Queen Elizabeth Hall
This small Canadian circus troupe from Sainte-Alphonse-Rodriguez in the province of Quebec is a family affair.
It was started by acrobat Antoine Carabinier-Lépine and his dancer sister Julie as a 60th birthday thank you to their father Alain Carabinier for the years when he used to drive them 100km to Montreal so that they could attend circus and dance school. Alain himself had always had a hankering to perform and in 2005 they formed Cirque Alfonse with friends and made him part of it.
All circus performers who do difficult and daring things together have to trust and rely on their fellow artistes, but the closeness that this group has is strongly evident in their work together and is an essential part of the warm and friendly atmosphere that they create with their audience.

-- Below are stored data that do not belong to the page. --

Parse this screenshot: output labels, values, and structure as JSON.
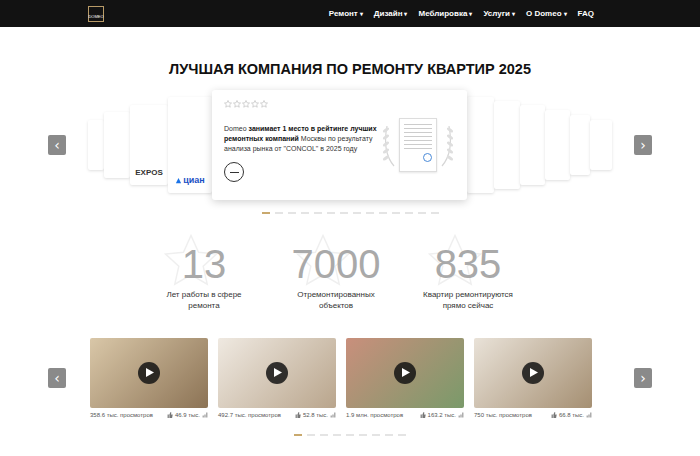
{
  "header": {
    "logo": "DOMEO",
    "nav": [
      {
        "label": "Ремонт",
        "caret": "▾"
      },
      {
        "label": "Дизайн",
        "caret": "▾"
      },
      {
        "label": "Меблировка",
        "caret": "▾"
      },
      {
        "label": "Услуги",
        "caret": "▾"
      },
      {
        "label": "О Domeo",
        "caret": "▾"
      },
      {
        "label": "FAQ"
      }
    ]
  },
  "title": "ЛУЧШАЯ КОМПАНИЯ ПО РЕМОНТУ КВАРТИР 2025",
  "awards": {
    "prev": "‹",
    "next": "›",
    "left_cards": [
      {
        "kind": "blank"
      },
      {
        "kind": "blank"
      },
      {
        "kind": "logo",
        "logo": "EXPOS"
      },
      {
        "kind": "logo",
        "logo": "циан"
      }
    ],
    "main_card": {
      "stars": 0,
      "text_before": "Domeo ",
      "text_bold": "занимает 1 место в рейтинге лучших ремонтных компаний",
      "text_after": " Москвы по результату анализа рынка от \"CONCOL\" в 2025 году"
    },
    "right_cards": [
      {
        "kind": "blank"
      },
      {
        "kind": "blank"
      },
      {
        "kind": "blank"
      },
      {
        "kind": "blank"
      },
      {
        "kind": "blank"
      },
      {
        "kind": "blank"
      }
    ],
    "dots": [
      {
        "selected": true
      },
      {
        "selected": false
      },
      {
        "selected": false
      },
      {
        "selected": false
      },
      {
        "selected": false
      },
      {
        "selected": false
      },
      {
        "selected": false
      },
      {
        "selected": false
      },
      {
        "selected": false
      },
      {
        "selected": false
      },
      {
        "selected": false
      },
      {
        "selected": false
      },
      {
        "selected": false
      },
      {
        "selected": false
      }
    ]
  },
  "stats": [
    {
      "value": "13",
      "label": "Лет работы в сфере ремонта"
    },
    {
      "value": "7000",
      "label": "Отремонтированных объектов"
    },
    {
      "value": "835",
      "label": "Квартир ремонтируются прямо сейчас"
    }
  ],
  "videos": {
    "prev": "‹",
    "next": "›",
    "items": [
      {
        "views": "358.6 тыс. просмотров",
        "likes": "46.9 тыс."
      },
      {
        "views": "492.7 тыс. просмотров",
        "likes": "52.8 тыс."
      },
      {
        "views": "1.9 млн. просмотров",
        "likes": "163.2 тыс."
      },
      {
        "views": "750 тыс. просмотров",
        "likes": "66.8 тыс."
      }
    ],
    "dots": [
      {
        "selected": true
      },
      {
        "selected": false
      },
      {
        "selected": false
      },
      {
        "selected": false
      },
      {
        "selected": false
      },
      {
        "selected": false
      },
      {
        "selected": false
      },
      {
        "selected": false
      },
      {
        "selected": false
      }
    ]
  }
}
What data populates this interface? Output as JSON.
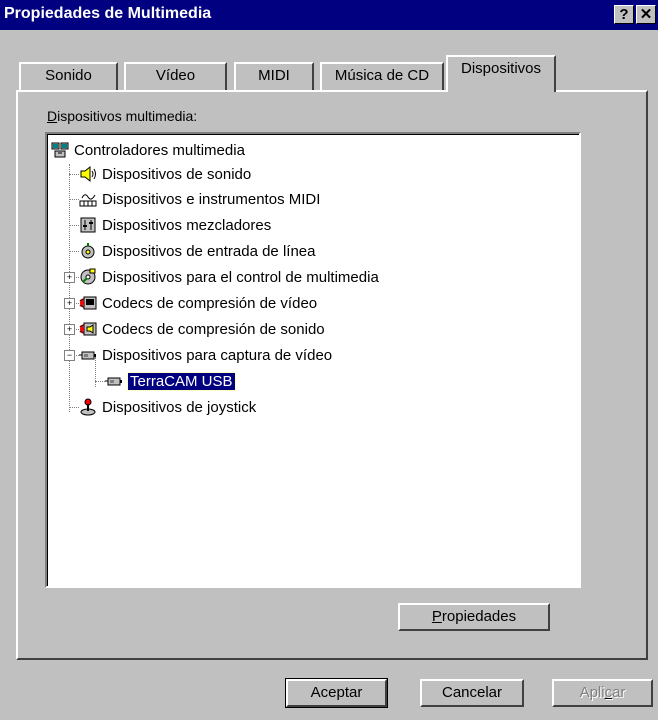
{
  "window": {
    "title": "Propiedades de Multimedia",
    "help_glyph": "?",
    "close_glyph": "✕"
  },
  "tabs": [
    {
      "label": "Sonido"
    },
    {
      "label": "Vídeo"
    },
    {
      "label": "MIDI"
    },
    {
      "label": "Música de CD"
    },
    {
      "label": "Dispositivos",
      "active": true
    }
  ],
  "devices_label": {
    "mnemonic": "D",
    "rest": "ispositivos multimedia:"
  },
  "tree": {
    "root": {
      "label": "Controladores multimedia",
      "icon": "multimedia-controllers-icon"
    },
    "items": [
      {
        "label": "Dispositivos de sonido",
        "icon": "speaker-icon",
        "expandable": false
      },
      {
        "label": "Dispositivos e instrumentos MIDI",
        "icon": "midi-icon",
        "expandable": false
      },
      {
        "label": "Dispositivos mezcladores",
        "icon": "mixer-icon",
        "expandable": false
      },
      {
        "label": "Dispositivos de entrada de línea",
        "icon": "line-input-icon",
        "expandable": false
      },
      {
        "label": "Dispositivos para el control de multimedia",
        "icon": "media-control-icon",
        "expandable": true,
        "expanded": false
      },
      {
        "label": "Codecs de compresión de vídeo",
        "icon": "video-codec-icon",
        "expandable": true,
        "expanded": false
      },
      {
        "label": "Codecs de compresión de sonido",
        "icon": "audio-codec-icon",
        "expandable": true,
        "expanded": false
      },
      {
        "label": "Dispositivos para captura de vídeo",
        "icon": "capture-device-icon",
        "expandable": true,
        "expanded": true
      },
      {
        "label": "TerraCAM USB",
        "icon": "webcam-icon",
        "child": true,
        "selected": true
      },
      {
        "label": "Dispositivos de joystick",
        "icon": "joystick-icon",
        "expandable": false
      }
    ],
    "expand_glyph": "+",
    "collapse_glyph": "−"
  },
  "buttons": {
    "properties": {
      "mnemonic": "P",
      "rest": "ropiedades"
    },
    "accept": "Aceptar",
    "cancel": "Cancelar",
    "apply": {
      "before": "Apli",
      "mnemonic": "c",
      "after": "ar"
    }
  },
  "colors": {
    "titlebar": "#000080",
    "face": "#c0c0c0",
    "selection": "#000080"
  }
}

For Timber, Cirque Alfonse takes its theme from the backwoods of Quebec, the life, the lumberjacks, their songs, even the animals of the forests. Their instruments are banjo, guitars and violin, sometimes supplemented by a percussion of boxes, bottles and pots and pans, their props the logs and branches of the forest and the lumberjack’s tools, huge two-handled saws that they swish dangerously around or turn into hoops to jump, dive and tumble through, and axes they throw and juggle.
These men perform prodigious feats of balance and strength; the accuracy with which they throw or duck and dive is amazing but it is wrapped up in a zany, relaxed presentation with some very questioning glances that sometimes makes you wonder if they know what they are doing. That’s all part of their fine showmanship which not only amazes but generates joy.
Matias Salmenaho from Finland, who trained in Russia, is a relative newcomer as the strongman balancing Antoine and his brother-in-law Jonathan above his head, all leaping and somersaulting with perfect timing. Whip-cracking songstress Julie takes to the air with her husband and even Alain soars out overhead in this madcap folksy fun fest.
The musicians David Simard, Andre Gagne and Josianne Laporte also get caught up in the action with Josianne throwing axes and third generation Arthur Casaubon, aged two, makes an appearance balancing beautifully, held high by his father.
From the vegetable chopping and slicing potatoes in mid-air with which the family prepares a meal (and demonstrates how sharp their props are) to the moment when Nicolas Descôteaux’s set provides the final stunt, the show has a living structure under the direction of Alain Fancoeur.
Timber marks Cirque Alfonse’s debut in Britain. It certainly won’t be the last for they really are a summer treat.